И тело капитана Лазаруса с тихим плеском исчезло в морской пучине.
Кит увидел, что люди стали быстро мыться, стремясь избавиться от возможно приставшей заразы. Он последовал их примеру, но менее суетливо. Когда он вымылся и поел, он вернулся к двери собственной каюты. Утомленный, он осел вниз. Пока он сидел здесь, до его ушей доносился скрип гамака. Этот тихий, сводящий с ума звук раздавался всю ночь. Перед глазами Кита все время стоял образ девушки с длинными, распущенными бронзовыми волосами.
Наконец, когда из-за горизонта появился первый отблеск утренней зари, Кит поднялся. Он открыл дверь и вошел в каюту. Внутри все еще было темно, но он слышал ровное дыхание девушки.
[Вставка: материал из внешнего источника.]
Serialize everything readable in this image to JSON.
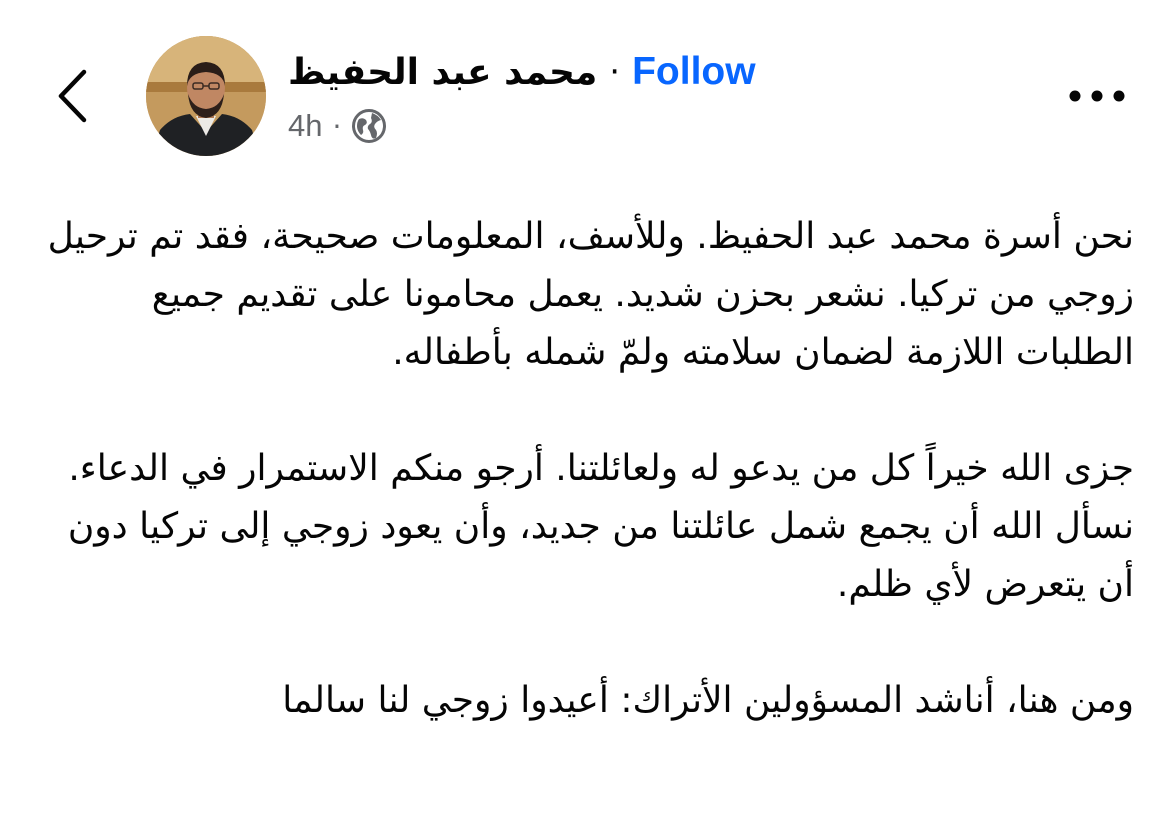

Он зажег фонарь и осмотрелся. Девушка лежала в гамаке, забывшись тяжелым, беспокойным сном. Кит долго стоял рядом и смотрел на нее. Потом, опустившись на колени рядом с гамаком, он поцеловал ее в губы. Она проснулась, и в ее зеленых глазах появился ужас.
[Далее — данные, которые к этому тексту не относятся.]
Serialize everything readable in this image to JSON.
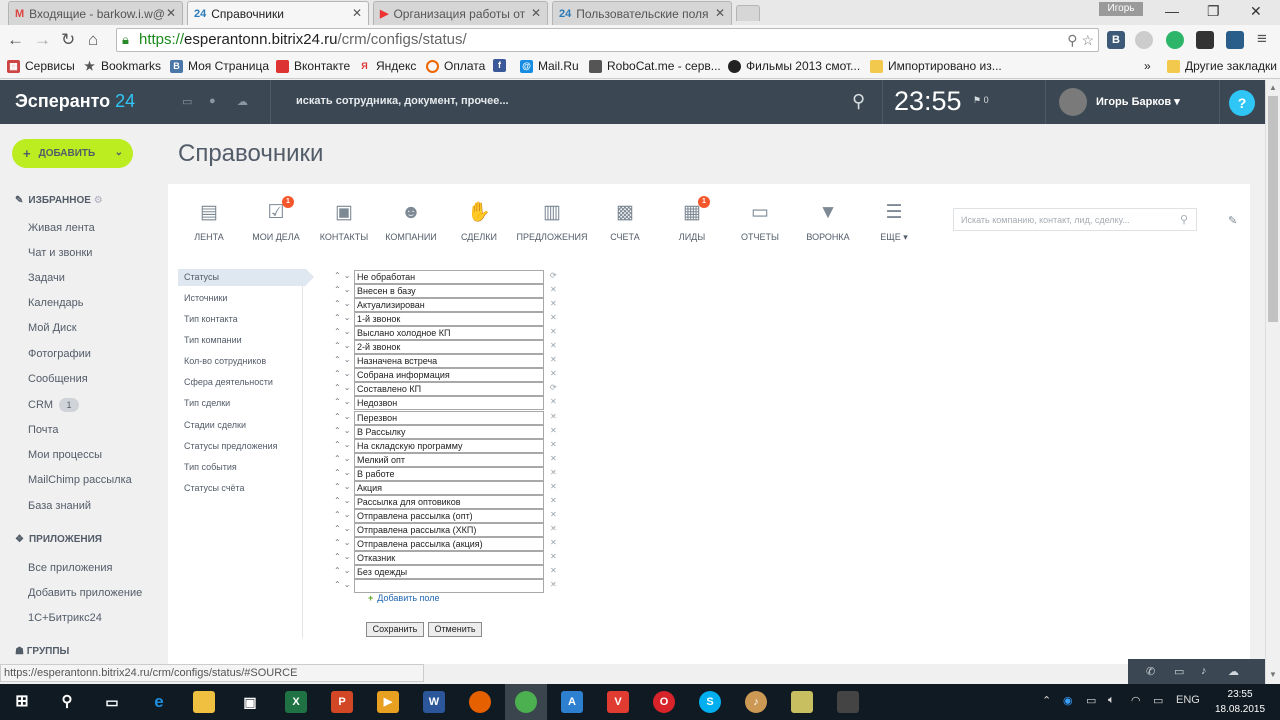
{
  "browser": {
    "tabs": [
      {
        "title": "Входящие - barkow.i.w@",
        "icon": "gmail-icon"
      },
      {
        "title": "Справочники",
        "icon": "bitrix24-icon"
      },
      {
        "title": "Организация работы от",
        "icon": "youtube-icon"
      },
      {
        "title": "Пользовательские поля",
        "icon": "bitrix24-icon"
      }
    ],
    "window_user": "Игорь",
    "url_protocol": "https://",
    "url_host": "esperantonn.bitrix24.ru",
    "url_path": "/crm/configs/status/",
    "bookmarks": [
      "Сервисы",
      "Bookmarks",
      "Моя Страница",
      "Вконтакте",
      "Яндекс",
      "Оплата",
      "Mail.Ru",
      "RoboCat.me - серв...",
      "Фильмы 2013 смот...",
      "Импортировано из..."
    ],
    "bookmarks_more": "»",
    "other_bookmarks": "Другие закладки"
  },
  "header": {
    "logo_main": "Эсперанто",
    "logo_num": "24",
    "search_placeholder": "искать сотрудника, документ, прочее...",
    "time": "23:55",
    "flag_count": "0",
    "user_name": "Игорь Барков",
    "help": "?"
  },
  "sidebar": {
    "add_button": "ДОБАВИТЬ",
    "favorites_title": "ИЗБРАННОЕ",
    "favorites": [
      "Живая лента",
      "Чат и звонки",
      "Задачи",
      "Календарь",
      "Мой Диск",
      "Фотографии",
      "Сообщения",
      "CRM",
      "Почта",
      "Мои процессы",
      "MailChimp рассылка",
      "База знаний"
    ],
    "crm_badge": "1",
    "apps_title": "ПРИЛОЖЕНИЯ",
    "apps": [
      "Все приложения",
      "Добавить приложение",
      "1С+Битрикс24"
    ],
    "groups_title": "ГРУППЫ"
  },
  "page": {
    "title": "Справочники",
    "toolbar": [
      {
        "label": "ЛЕНТА",
        "icon": "feed-icon"
      },
      {
        "label": "МОИ ДЕЛА",
        "icon": "tasks-icon",
        "count": "1"
      },
      {
        "label": "КОНТАКТЫ",
        "icon": "contacts-icon"
      },
      {
        "label": "КОМПАНИИ",
        "icon": "companies-icon"
      },
      {
        "label": "СДЕЛКИ",
        "icon": "deals-icon"
      },
      {
        "label": "ПРЕДЛОЖЕНИЯ",
        "icon": "quotes-icon"
      },
      {
        "label": "СЧЕТА",
        "icon": "invoices-icon"
      },
      {
        "label": "ЛИДЫ",
        "icon": "leads-icon",
        "count": "1"
      },
      {
        "label": "ОТЧЕТЫ",
        "icon": "reports-icon"
      },
      {
        "label": "ВОРОНКА",
        "icon": "funnel-icon"
      },
      {
        "label": "ЕЩЕ",
        "icon": "more-icon"
      }
    ],
    "search_placeholder": "Искать компанию, контакт, лид, сделку...",
    "subnav": [
      "Статусы",
      "Источники",
      "Тип контакта",
      "Тип компании",
      "Кол-во сотрудников",
      "Сфера деятельности",
      "Тип сделки",
      "Стадии сделки",
      "Статусы предложения",
      "Тип события",
      "Статусы счёта"
    ],
    "statuses": [
      "Не обработан",
      "Внесен в базу",
      "Актуализирован",
      "1-й звонок",
      "Выслано холодное КП",
      "2-й звонок",
      "Назначена встреча",
      "Собрана информация",
      "Составлено КП",
      "Недозвон",
      "Перезвон",
      "В Рассылку",
      "На складскую программу",
      "Мелкий опт",
      "В работе",
      "Акция",
      "Рассылка для оптовиков",
      "Отправлена рассылка (опт)",
      "Отправлена рассылка (ХКП)",
      "Отправлена рассылка (акция)",
      "Отказник",
      "Без одежды",
      ""
    ],
    "add_field": "Добавить поле",
    "save": "Сохранить",
    "cancel": "Отменить"
  },
  "status_url": "https://esperantonn.bitrix24.ru/crm/configs/status/#SOURCE",
  "taskbar": {
    "lang": "ENG",
    "time": "23:55",
    "date": "18.08.2015"
  }
}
- Вы! - воскликнула она дрожащим, прерывающимся голосом. - Вы тоже!
И прежде чем Кит успел шевельнуться, она вытащила длинный пистолет и выстрелила с близкого расстояния. Кит увидел перед глазами стену огня, почувствовал внезапную острую боль, а потом все вокруг затянуло тьмой. Когда он немного пришел в себя, то почувствовал, что лежит на полу, и ему показалось, что рядом с ним лежит ее легкое тело, а его рука сжимает прядь ее светлых волос. Вокруг была ночь, через которую не пробивался ни один луч света, ни один звук.
ГЛАВА 2
Ранним утром Киту почудилось, что черная цапля, которая так долго сопровождала его на золотом знамени, заполнила все пространство его маленькой каюты. Эта зловещая фигура, казалось, стояла в ногах его кровати. Кит долго вглядывался в странные глаза птицы, золотые, совершено лишенные век. Внезапно, с низким криком, цапля двинулась вперед и подошла вплотную к нему. Кит попробовал пошевелиться, но не смог сделать ни одного движения.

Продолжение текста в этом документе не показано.